このバージョンでは、フォーム処理が改善されました。例えば、指定された受信者に役割を割り当てることができます。例えば、大きな文書の特定の部分を記入するなどの役割を、色分けして分かりやすくすることができます。また、文書全体だけでなく、領域を保護したり、パスワードで保護したりすることも可能です。数式の種類が増え、UnicodeおよびLaTeXの数式がサポートされ、異なるスプレッドシート間のライブリンクも可能になりました。
OnlyOffice 7.3は今年最初の新バージョンであり、ZoomとChatGPTの統合を追加するための新しいプラグインが搭載されています。
OnlyOfficeの注目すべき点は、追加モジュールによる拡張性です。Ascensioがこの新バージョンをリリースしてから数週間後、2つの新しい拡張機能がリリースされました。1つ目は、Zoomビデオ会議アプリ用のプラグインです。このプラグインを使用すると、ユーザーはOnlyOfficeアプリ内からZoomミーティングを開始、スケジュール設定、参加できます。

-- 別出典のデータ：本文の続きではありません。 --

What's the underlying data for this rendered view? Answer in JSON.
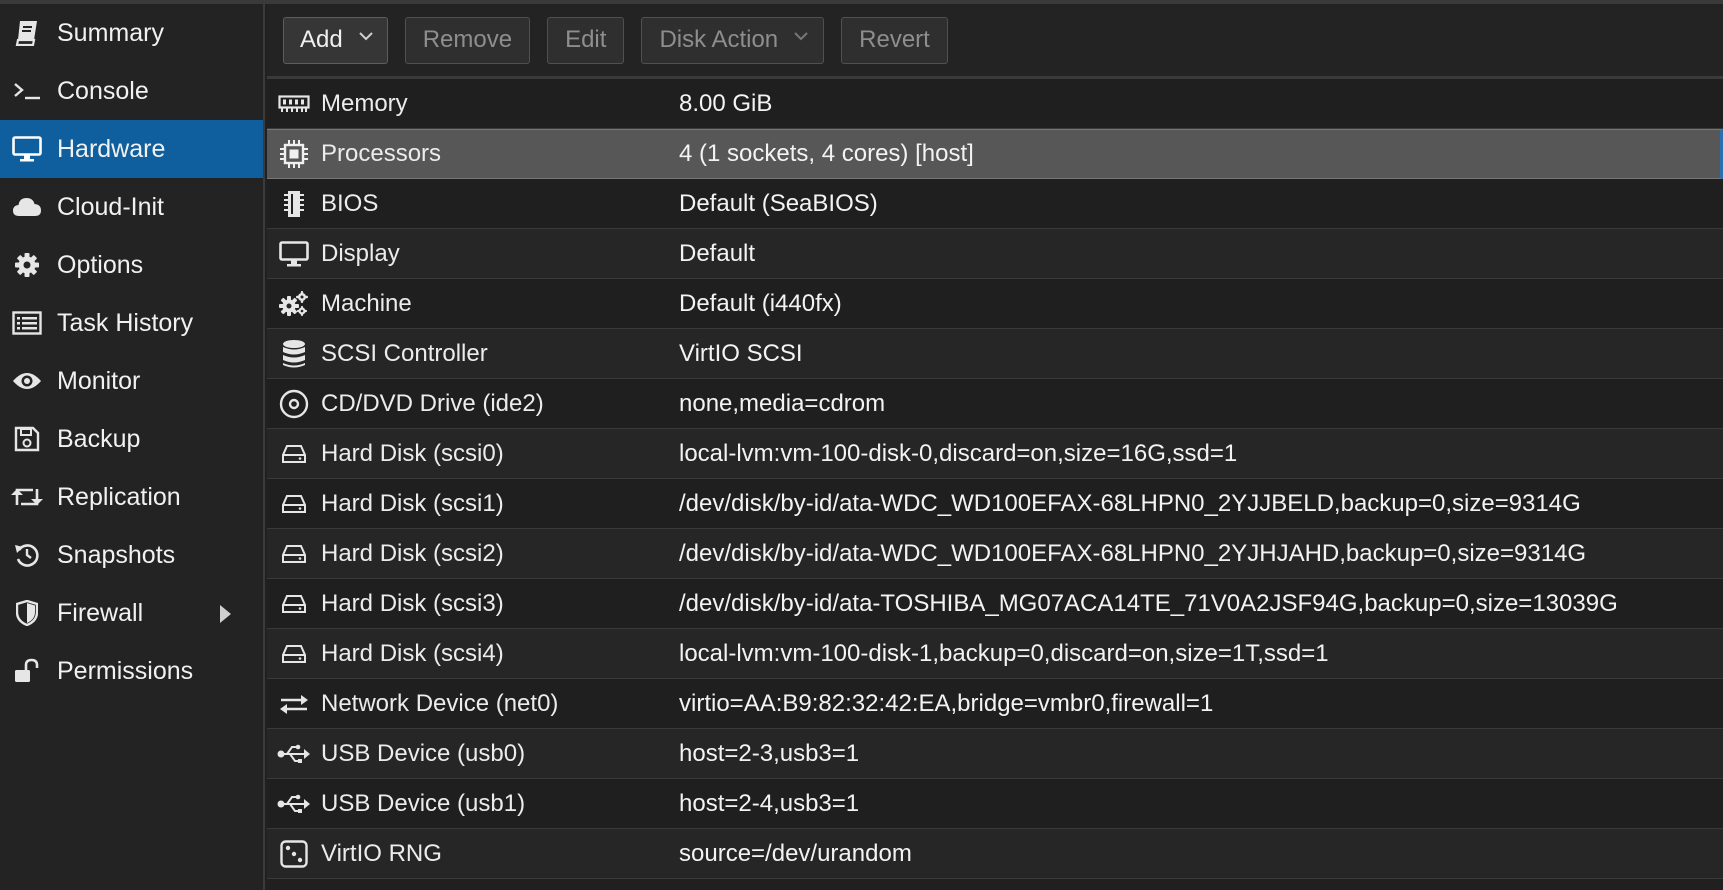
{
  "sidebar": {
    "items": [
      {
        "label": "Summary",
        "icon": "book-icon"
      },
      {
        "label": "Console",
        "icon": "terminal-icon"
      },
      {
        "label": "Hardware",
        "icon": "monitor-icon",
        "active": true
      },
      {
        "label": "Cloud-Init",
        "icon": "cloud-icon"
      },
      {
        "label": "Options",
        "icon": "gear-icon"
      },
      {
        "label": "Task History",
        "icon": "list-icon"
      },
      {
        "label": "Monitor",
        "icon": "eye-icon"
      },
      {
        "label": "Backup",
        "icon": "floppy-icon"
      },
      {
        "label": "Replication",
        "icon": "retweet-icon"
      },
      {
        "label": "Snapshots",
        "icon": "history-icon"
      },
      {
        "label": "Firewall",
        "icon": "shield-icon",
        "has_submenu": true
      },
      {
        "label": "Permissions",
        "icon": "unlock-icon"
      }
    ]
  },
  "toolbar": {
    "add_label": "Add",
    "remove_label": "Remove",
    "edit_label": "Edit",
    "disk_action_label": "Disk Action",
    "revert_label": "Revert"
  },
  "hardware": {
    "rows": [
      {
        "name": "Memory",
        "value": "8.00 GiB",
        "icon": "memory-icon"
      },
      {
        "name": "Processors",
        "value": "4 (1 sockets, 4 cores) [host]",
        "icon": "cpu-icon",
        "selected": true
      },
      {
        "name": "BIOS",
        "value": "Default (SeaBIOS)",
        "icon": "microchip-icon"
      },
      {
        "name": "Display",
        "value": "Default",
        "icon": "desktop-icon"
      },
      {
        "name": "Machine",
        "value": "Default (i440fx)",
        "icon": "cogs-icon"
      },
      {
        "name": "SCSI Controller",
        "value": "VirtIO SCSI",
        "icon": "database-icon"
      },
      {
        "name": "CD/DVD Drive (ide2)",
        "value": "none,media=cdrom",
        "icon": "cdrom-icon"
      },
      {
        "name": "Hard Disk (scsi0)",
        "value": "local-lvm:vm-100-disk-0,discard=on,size=16G,ssd=1",
        "icon": "hdd-icon"
      },
      {
        "name": "Hard Disk (scsi1)",
        "value": "/dev/disk/by-id/ata-WDC_WD100EFAX-68LHPN0_2YJJBELD,backup=0,size=9314G",
        "icon": "hdd-icon"
      },
      {
        "name": "Hard Disk (scsi2)",
        "value": "/dev/disk/by-id/ata-WDC_WD100EFAX-68LHPN0_2YJHJAHD,backup=0,size=9314G",
        "icon": "hdd-icon"
      },
      {
        "name": "Hard Disk (scsi3)",
        "value": "/dev/disk/by-id/ata-TOSHIBA_MG07ACA14TE_71V0A2JSF94G,backup=0,size=13039G",
        "icon": "hdd-icon"
      },
      {
        "name": "Hard Disk (scsi4)",
        "value": "local-lvm:vm-100-disk-1,backup=0,discard=on,size=1T,ssd=1",
        "icon": "hdd-icon"
      },
      {
        "name": "Network Device (net0)",
        "value": "virtio=AA:B9:82:32:42:EA,bridge=vmbr0,firewall=1",
        "icon": "exchange-icon"
      },
      {
        "name": "USB Device (usb0)",
        "value": "host=2-3,usb3=1",
        "icon": "usb-icon"
      },
      {
        "name": "USB Device (usb1)",
        "value": "host=2-4,usb3=1",
        "icon": "usb-icon"
      },
      {
        "name": "VirtIO RNG",
        "value": "source=/dev/urandom",
        "icon": "dice-icon"
      }
    ]
  },
  "colors": {
    "active_nav": "#0f5f9e",
    "selected_row": "#575757",
    "background": "#212121"
  }
}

2つ目のアドオンは、おそらく少し議論の余地があるかもしれませんが、いずれにしてもどこかの誰かが使うでしょう。これは、ChatGPT機械学習ボットをOnlyOfficeに統合するためのプラグインです。OpenAIのボットは、おそらくすでに目にしたことがあるでしょう。これは史上最速で成長しているウェブアプリです。OnlyOfficeでは、プラグインは左側のペインで開き、生成された出力は右側のドキュメントに挿入されます。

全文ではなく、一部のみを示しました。